Newly issued U.S. Securities and Exchange Commission guidance makes it clear that the social media tactics companies have used to raise billions of dollars on crowdfunding sites like Kickstarter or Indiegogo won’t be allowed for Michigan companies trying to sell stock via crowdfunding, according to West Michigan securities experts.

On April 11, SEC staff released new Compliance and Disclosure Interpretations (CDIs) related to intrastate offering exemptions such as the Michigan Invests Locally Exemption (MILE), which allows Michigan-based companies to raise money from Michigan-based investors. The CDIs offer insight into the SEC staff’s stance on crowdfunding portals as well as the use of social media and the web to promote intrastate stock offerings.

Companies can advertise their stock offerings, the SEC wrote, but only to residents in the state where the company is based. As a result, crowdfunding websites that conduct stock sales must implement “adequate measures” such as disclaimers or restricted-access websites to ensure the stock offerings are made only to residents of the state.
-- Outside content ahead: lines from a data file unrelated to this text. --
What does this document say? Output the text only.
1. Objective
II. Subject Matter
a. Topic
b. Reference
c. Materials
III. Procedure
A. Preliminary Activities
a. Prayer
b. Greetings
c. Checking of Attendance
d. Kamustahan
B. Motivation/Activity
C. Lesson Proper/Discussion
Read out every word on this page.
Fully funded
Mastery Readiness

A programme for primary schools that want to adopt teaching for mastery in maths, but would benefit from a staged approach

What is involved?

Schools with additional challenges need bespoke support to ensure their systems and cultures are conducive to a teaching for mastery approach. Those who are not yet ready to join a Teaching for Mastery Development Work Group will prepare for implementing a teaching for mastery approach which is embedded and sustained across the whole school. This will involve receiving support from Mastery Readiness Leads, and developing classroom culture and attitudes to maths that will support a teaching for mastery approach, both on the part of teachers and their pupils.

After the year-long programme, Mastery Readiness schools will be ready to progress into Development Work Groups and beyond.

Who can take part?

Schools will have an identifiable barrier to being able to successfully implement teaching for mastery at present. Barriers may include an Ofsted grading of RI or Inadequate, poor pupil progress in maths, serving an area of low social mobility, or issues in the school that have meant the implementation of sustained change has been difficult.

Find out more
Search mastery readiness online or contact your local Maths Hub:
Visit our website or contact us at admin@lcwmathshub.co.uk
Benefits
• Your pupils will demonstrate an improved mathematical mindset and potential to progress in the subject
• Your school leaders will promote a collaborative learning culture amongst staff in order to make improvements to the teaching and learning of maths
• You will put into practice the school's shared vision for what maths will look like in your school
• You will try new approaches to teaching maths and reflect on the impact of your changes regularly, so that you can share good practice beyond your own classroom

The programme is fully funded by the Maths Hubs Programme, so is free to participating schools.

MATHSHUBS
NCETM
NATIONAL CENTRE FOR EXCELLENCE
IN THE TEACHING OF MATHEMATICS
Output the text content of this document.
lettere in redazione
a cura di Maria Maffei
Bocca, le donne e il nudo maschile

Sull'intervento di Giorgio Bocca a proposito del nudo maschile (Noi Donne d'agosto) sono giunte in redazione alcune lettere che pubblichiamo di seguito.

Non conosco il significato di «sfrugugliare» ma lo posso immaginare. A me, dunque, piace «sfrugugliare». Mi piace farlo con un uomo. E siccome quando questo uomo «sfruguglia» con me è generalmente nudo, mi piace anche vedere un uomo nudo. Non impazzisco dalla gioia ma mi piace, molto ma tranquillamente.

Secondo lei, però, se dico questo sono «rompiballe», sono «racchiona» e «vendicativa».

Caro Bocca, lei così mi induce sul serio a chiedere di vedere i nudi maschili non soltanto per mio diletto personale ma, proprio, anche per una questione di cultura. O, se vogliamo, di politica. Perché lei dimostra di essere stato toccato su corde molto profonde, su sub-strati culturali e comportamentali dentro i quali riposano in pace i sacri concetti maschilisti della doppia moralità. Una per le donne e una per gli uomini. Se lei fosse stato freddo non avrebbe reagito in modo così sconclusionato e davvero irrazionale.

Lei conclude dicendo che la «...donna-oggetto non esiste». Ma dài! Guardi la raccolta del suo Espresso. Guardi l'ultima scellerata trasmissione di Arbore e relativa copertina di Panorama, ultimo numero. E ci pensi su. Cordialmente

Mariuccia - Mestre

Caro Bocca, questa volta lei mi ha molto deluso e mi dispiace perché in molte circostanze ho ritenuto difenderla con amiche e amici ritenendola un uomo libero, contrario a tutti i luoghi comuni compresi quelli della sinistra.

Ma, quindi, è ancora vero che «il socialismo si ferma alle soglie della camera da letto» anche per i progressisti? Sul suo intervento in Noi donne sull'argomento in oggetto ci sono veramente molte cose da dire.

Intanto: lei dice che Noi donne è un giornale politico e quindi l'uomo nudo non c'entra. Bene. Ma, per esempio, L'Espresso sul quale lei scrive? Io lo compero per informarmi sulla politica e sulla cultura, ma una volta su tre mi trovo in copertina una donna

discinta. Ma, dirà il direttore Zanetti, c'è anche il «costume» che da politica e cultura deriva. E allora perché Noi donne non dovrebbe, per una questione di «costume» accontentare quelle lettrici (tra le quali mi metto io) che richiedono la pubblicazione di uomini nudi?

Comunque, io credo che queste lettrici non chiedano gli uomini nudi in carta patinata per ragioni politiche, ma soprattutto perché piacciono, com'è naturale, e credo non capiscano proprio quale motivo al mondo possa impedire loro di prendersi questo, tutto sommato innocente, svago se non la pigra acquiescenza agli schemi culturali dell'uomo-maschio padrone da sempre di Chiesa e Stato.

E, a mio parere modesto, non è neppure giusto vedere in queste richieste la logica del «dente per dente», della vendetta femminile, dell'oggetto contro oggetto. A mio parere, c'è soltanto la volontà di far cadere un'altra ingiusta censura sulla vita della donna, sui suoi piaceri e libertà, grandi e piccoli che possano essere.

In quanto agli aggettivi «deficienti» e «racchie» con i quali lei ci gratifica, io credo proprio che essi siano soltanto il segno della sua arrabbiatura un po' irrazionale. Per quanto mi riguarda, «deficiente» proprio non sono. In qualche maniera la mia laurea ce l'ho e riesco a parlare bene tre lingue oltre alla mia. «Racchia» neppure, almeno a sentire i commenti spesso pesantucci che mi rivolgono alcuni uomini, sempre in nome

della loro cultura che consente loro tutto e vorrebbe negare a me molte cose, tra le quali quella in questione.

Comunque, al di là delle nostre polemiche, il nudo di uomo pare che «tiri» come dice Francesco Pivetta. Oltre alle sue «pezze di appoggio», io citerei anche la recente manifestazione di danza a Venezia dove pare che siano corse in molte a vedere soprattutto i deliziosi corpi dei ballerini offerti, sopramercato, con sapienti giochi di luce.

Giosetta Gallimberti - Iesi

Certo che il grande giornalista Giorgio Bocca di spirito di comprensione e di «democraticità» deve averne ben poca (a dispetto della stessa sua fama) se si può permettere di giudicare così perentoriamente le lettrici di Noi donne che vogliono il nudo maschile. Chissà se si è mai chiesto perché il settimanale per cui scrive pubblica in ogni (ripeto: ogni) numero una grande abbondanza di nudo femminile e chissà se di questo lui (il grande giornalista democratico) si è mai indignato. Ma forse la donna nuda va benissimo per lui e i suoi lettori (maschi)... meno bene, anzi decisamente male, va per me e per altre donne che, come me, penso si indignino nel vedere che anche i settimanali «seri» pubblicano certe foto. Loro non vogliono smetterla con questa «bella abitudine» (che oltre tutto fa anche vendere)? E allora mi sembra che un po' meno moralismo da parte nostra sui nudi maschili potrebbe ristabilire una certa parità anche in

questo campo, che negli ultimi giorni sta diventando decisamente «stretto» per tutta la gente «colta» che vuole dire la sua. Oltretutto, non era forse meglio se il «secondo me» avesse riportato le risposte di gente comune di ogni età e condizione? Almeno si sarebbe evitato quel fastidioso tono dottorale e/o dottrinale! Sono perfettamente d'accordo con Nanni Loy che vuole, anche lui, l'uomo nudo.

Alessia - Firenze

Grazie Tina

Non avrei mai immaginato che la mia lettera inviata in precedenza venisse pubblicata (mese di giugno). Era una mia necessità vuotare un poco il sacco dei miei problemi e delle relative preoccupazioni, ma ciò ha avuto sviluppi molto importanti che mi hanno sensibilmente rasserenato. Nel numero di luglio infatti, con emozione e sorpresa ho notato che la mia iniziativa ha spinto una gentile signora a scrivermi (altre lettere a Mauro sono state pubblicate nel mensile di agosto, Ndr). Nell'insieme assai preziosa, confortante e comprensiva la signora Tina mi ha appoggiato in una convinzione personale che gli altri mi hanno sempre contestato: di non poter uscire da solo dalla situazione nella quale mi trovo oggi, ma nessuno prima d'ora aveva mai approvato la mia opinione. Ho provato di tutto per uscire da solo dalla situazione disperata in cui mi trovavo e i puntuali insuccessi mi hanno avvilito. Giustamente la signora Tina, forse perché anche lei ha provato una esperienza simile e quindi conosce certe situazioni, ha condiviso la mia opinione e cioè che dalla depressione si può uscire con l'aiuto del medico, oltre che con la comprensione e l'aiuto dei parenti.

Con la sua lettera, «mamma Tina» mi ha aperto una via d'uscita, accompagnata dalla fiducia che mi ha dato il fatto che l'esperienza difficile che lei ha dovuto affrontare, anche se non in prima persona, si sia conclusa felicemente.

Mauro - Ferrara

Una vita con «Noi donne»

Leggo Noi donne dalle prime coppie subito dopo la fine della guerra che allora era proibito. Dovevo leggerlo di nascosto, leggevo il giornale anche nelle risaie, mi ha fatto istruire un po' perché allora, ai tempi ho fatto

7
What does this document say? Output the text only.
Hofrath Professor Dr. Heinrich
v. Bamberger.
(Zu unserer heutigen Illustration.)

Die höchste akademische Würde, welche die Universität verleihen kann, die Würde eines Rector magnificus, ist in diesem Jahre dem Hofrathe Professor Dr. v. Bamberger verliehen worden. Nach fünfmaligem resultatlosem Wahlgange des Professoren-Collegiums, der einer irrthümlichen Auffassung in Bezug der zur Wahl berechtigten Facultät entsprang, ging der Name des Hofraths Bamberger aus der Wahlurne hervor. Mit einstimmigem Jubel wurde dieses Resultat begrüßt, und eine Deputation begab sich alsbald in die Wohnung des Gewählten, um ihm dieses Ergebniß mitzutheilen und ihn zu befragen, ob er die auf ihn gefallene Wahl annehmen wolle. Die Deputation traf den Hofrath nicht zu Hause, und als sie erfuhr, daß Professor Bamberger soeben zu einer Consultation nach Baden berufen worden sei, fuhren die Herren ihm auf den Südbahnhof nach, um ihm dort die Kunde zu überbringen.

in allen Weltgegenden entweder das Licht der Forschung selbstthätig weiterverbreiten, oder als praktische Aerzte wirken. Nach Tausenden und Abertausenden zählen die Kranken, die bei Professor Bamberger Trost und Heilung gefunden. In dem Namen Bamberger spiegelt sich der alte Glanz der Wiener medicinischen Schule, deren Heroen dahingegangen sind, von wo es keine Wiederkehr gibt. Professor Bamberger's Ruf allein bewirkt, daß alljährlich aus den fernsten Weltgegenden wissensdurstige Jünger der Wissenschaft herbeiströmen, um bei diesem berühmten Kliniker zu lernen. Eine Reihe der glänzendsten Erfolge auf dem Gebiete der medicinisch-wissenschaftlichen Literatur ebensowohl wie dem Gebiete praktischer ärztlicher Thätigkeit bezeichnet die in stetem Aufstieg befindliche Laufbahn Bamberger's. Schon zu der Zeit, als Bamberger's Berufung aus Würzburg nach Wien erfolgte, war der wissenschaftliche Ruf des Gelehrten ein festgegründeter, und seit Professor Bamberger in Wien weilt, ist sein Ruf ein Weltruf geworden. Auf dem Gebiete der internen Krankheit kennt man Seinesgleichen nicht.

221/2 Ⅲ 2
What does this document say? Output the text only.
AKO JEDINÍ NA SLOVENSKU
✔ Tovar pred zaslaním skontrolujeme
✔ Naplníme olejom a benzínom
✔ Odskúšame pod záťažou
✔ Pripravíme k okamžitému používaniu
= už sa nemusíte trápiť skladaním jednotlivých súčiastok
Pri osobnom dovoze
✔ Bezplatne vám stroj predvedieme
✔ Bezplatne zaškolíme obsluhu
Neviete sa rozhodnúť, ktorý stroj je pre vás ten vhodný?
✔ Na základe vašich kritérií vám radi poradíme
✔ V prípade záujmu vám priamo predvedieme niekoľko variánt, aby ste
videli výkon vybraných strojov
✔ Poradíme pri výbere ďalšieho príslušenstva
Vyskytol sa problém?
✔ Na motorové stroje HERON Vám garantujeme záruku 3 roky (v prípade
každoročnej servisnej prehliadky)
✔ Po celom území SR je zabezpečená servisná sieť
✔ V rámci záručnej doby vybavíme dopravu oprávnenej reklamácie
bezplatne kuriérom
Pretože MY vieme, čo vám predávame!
Additionally, using a company’s website or social media sites to offer securities is generally not permissible under the intrastate exemptions because those messages would reach potential investors outside of the state.  

“The SEC is saying, in effect, that the intrastate exemption is truly intrastate — if you’re promoting [your offering] outside of the state, that’s a problem,” said attorney Jeffrey J. Van Winkle, a partner at Grand Rapids office of Clark Hill PLC.

The restrictions may come as a surprise to Michigan entrepreneurs hoping to raise capital from non-accredited investors under the state’s MILE law. Social media promotion has been a staple of successful crowdfunding campaigns to raise money for movies, medical devices and restaurants. Pono Music, a new digital music player launched by musician Neil Young, raised more than $6 million on Kickstarter, which offers rewards rather than equity to people who pledge money.

Crowdfunding which relies on donations is significantly different from investment crowdfunding which involves the offer and sale of securities, according to G. Ann Baker, deputy director of the state of Michigan's Corporations, Securities, & Commercial Licensing Bureau. In an email to MiBiz, Baker wrote "The federal intrastate exemption is very narrow and places limitations on the manner in which an issuer may offer and sell its securities...it would be very difficult to use an issuer's website or social media without losing the federal instrate offering exemption." 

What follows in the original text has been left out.